While 3% 10y Treasury yields may have seemed like a pipe dream in 2016, in the depths of market angst, they were seen in April. Not only did 10y yields reach as high as 3.03%, good for a 5y high, front end yields (6-months to 3-years) saw their highest levels in nearly a decade: 6-mo Treasury, 2.02%; 1-yr, 2.16%; 2-yr, 2.41%; 3-yr, 2.52%. All told, the front end led weakness in Treasury yields saw the spread between 2y and 30y close at a cycle low of 63bps. If history is any guide, further flattening should be expected as 2s30s has bottomed in close proximity to the end of the monetary policy tightening cycle. Also notable in April, higher yields pushed the U.S. dollar higher and emerging market assets, gold, and equities lower.

* Treasury Had Just Canceled 30y Issuance

Supporting the idea that the expansion hasn’t come to an end just yet, real GDP rose 2.3% in the first quarter, a relatively solid pace given weak Q1 showings in recent years. (Q1 growth has averaged 1.7% since 2015). The composition of growth wasn’t very impressive, as consumption growth slowed sharply, falling from 4.0% in Q4 to 1.1%, and inventories contributed 0.4pp to headline growth. The employment compensation index details were also encouraging with wages and salaries advancing 0.9% QoQ. Total compensation, which includes wages and benefits, climbed 2.7% over the past 12 months, while private-sector wages and salaries advanced 2.9%YoY - both the strongest prints since Q3 2008.

While wages creep higher and U.S. data continue to show stability for the time being, core inflation remains stuck near but squarely under the Fed’s target of 2%. In April, CPI printed 2.3% with the more important core CPI (excluding food and energy) growing 1.9% YoY. Similarly, The Fed’s preferred measure, personal consumption expenditures total and core PCE were 1.8% and 1.6% YoY, respectively, last month. February 2017 is the only month that registered a PCE reading over 2% since the Q2 2012. Conversely, the six-month annualized percent change of the U.S. core PCE price index is already close to 2011 highs, the last inflation peak in this cycle. The comparison between the current 6m annualized inflation and the same measure in 2011 seems apt, as both periods were preceded by a significant depreciation in the dollar and large commodity price increases. However, the current inflation picture is cloudy due to base effects left by a sharp drop in telecomm prices last year. This will bias upcoming fixings higher.

On the other side of the inflation equation, the dollar index was able to arrest persistent weakness to close the month nearly 2% higher. This move higher on a month over month basis is only the fifth since the start of 2015 but any renewed strength could serve to throw a wet blanket over the current inflation narrative. In order for this dollar strength to persist we will have to see another potential source of dollar strength manifest itself. This catalyst may be via monetary policy driven weakness in other currencies abroad. Indeed, the market priced likelihood of incrementally hawkish policy action in the UK, Canada and the Eurozone has diminished significantly in some cases. This may not come to much of a shock to observers of the Citi Economic Surprise Index series, which has turned significantly negative for most G-10 countries, indicating that the trajectory of economic data is slowing. If this slowdown relative to expectations continues on a broad scale, expected forward interest rate spreads should continue to favor the USD as other central banks get priced out.

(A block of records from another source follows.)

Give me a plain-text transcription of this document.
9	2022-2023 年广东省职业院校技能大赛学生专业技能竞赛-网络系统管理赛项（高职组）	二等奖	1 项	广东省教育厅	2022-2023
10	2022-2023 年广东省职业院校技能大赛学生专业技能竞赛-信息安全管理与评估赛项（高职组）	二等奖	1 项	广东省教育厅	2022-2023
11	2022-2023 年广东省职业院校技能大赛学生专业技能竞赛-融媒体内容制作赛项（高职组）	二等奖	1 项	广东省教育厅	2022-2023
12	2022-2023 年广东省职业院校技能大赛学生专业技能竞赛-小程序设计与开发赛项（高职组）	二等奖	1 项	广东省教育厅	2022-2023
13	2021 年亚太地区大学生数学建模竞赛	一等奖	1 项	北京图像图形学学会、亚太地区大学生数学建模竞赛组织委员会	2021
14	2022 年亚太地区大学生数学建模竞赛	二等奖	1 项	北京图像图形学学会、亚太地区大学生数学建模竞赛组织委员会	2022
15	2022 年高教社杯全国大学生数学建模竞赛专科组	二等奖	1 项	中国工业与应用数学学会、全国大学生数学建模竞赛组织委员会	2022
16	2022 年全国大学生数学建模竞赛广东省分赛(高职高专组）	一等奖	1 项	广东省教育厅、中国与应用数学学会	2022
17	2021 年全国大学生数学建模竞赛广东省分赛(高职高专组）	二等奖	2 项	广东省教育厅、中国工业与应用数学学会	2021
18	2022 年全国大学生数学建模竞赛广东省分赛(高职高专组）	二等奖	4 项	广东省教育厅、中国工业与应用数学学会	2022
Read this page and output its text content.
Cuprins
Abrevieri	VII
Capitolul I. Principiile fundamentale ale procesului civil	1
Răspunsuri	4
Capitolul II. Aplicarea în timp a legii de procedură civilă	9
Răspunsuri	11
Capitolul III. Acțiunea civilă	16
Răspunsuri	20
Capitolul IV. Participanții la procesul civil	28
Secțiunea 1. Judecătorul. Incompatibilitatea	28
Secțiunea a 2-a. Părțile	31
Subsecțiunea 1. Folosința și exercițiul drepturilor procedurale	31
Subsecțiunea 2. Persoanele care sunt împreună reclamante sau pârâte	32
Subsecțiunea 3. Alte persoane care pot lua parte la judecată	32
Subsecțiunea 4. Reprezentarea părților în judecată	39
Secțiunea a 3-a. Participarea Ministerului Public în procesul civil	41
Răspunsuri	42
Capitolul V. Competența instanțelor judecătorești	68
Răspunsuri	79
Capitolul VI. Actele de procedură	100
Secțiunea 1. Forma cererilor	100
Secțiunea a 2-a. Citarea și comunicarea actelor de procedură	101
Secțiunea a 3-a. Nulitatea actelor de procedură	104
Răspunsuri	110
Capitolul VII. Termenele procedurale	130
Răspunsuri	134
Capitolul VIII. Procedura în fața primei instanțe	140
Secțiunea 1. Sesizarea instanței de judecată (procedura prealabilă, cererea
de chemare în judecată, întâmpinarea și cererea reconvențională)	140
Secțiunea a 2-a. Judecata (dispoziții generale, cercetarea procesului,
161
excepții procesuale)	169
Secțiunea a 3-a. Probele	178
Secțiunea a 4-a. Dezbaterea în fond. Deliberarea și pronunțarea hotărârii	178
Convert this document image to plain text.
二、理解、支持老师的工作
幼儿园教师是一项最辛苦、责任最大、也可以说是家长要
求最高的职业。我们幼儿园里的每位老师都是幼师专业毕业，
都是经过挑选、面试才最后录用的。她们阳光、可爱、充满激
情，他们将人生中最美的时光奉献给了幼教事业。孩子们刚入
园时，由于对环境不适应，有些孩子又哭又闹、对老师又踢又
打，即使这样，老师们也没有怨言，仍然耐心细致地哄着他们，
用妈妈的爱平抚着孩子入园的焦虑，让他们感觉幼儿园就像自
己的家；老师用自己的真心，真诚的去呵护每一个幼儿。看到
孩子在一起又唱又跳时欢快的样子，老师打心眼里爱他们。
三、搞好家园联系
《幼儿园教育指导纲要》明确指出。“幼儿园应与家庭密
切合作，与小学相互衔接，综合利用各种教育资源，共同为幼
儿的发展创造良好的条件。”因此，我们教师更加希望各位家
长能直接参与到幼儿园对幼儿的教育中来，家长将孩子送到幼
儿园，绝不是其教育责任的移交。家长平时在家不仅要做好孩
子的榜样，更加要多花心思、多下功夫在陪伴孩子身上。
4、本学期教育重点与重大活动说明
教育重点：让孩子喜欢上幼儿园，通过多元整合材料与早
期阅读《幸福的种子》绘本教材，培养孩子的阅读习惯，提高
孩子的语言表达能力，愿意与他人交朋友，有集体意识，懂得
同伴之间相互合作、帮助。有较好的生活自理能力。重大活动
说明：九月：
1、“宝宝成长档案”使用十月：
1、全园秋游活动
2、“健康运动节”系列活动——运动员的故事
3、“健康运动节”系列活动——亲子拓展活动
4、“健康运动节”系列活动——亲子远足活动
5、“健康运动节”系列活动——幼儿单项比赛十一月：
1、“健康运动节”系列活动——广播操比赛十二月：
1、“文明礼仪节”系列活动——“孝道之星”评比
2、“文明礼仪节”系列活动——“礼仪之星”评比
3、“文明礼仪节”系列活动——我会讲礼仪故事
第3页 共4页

After significant moves in equities, Treasuries and the dollar, views on the direction of the next 5% move in each asset class remain divergent. There are some who view recent developments as indicative that recessionary conditions may be on the horizon, while others prefer the view that recent price movement was just corrective and expect higher prices in the future. A third possible outcome may be that instead of seeing the direction of the next move play out immediately we could enter a consolidation phase and see price movement sideways with the summer months looming. Regardless of which direction risk assets move, it appears more uncertainty should be expected in the second half of the year.